Laneway homes in Toronto — where they're more commonly known as coach houses — were picking up popularity in the past decade until concerns about snow removal, garbage collection and water and sewer connection stalled construction on projects in 2006. Since then, getting one built in that city has become an onerous process.

Metro Vancouver aims to have 574,000 new housing units to accommodate a population that's projected to hit 3.4 million by 2041.

Laneway homes are one way the city hopes to develop "compact urban area" neighbourhoods near busy public transit areas.

However, not everyone at city hall is thrilled about the city’s push for laneway housing.

Vancouver Coun. George Affleck, who belongs to the Non Partisan Association, believes it's a quick-fix way for the city to live up to its affordable housing promises.

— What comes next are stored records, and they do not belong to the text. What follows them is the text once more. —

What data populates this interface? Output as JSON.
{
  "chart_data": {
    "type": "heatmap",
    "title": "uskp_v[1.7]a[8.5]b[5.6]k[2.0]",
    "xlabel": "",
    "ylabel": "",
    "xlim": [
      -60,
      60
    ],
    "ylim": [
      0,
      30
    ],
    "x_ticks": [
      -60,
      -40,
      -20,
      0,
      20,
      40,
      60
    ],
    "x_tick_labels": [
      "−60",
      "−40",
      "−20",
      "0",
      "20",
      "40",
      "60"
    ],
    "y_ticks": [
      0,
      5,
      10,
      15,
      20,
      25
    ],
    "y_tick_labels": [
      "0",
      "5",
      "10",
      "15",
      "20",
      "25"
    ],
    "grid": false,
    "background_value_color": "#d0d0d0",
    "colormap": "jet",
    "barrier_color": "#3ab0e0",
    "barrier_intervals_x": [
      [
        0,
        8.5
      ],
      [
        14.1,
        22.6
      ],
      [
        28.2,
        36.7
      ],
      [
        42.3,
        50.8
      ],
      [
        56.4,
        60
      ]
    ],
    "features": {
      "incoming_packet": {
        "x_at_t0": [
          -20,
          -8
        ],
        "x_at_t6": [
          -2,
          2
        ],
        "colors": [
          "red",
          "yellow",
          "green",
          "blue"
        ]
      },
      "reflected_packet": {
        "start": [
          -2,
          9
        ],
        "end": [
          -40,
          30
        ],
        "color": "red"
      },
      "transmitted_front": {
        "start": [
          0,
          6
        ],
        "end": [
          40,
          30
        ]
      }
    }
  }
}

“This is Vision Vancouver’s attempt to increase the rental housing statistic before the next election,” Affleck told Metro News.

Some neighbours are also concerned about privacy with taller one-and-half storey laneway houses peering into their homes. Shadowing — with a taller laneway house darkening another property — has also been raised as a complaint.

Vancouver's push to change its laneway housing laws comes as the city has been saturated with stories about unaffordable housing. In February, The Economist declared Vancouver most expensive city to live in North America.

Some questions remain as to how the city plans to manage urban growth along its alleyways. Increased policing and public services will eventually be needed. With average rents ranging between $1,000 to $2,100 per month for most units, the affordability argument beckons some rethinking.

According to the city, more than 800 permits have been issued for laneway houses since 2009. Over 500 have been completed.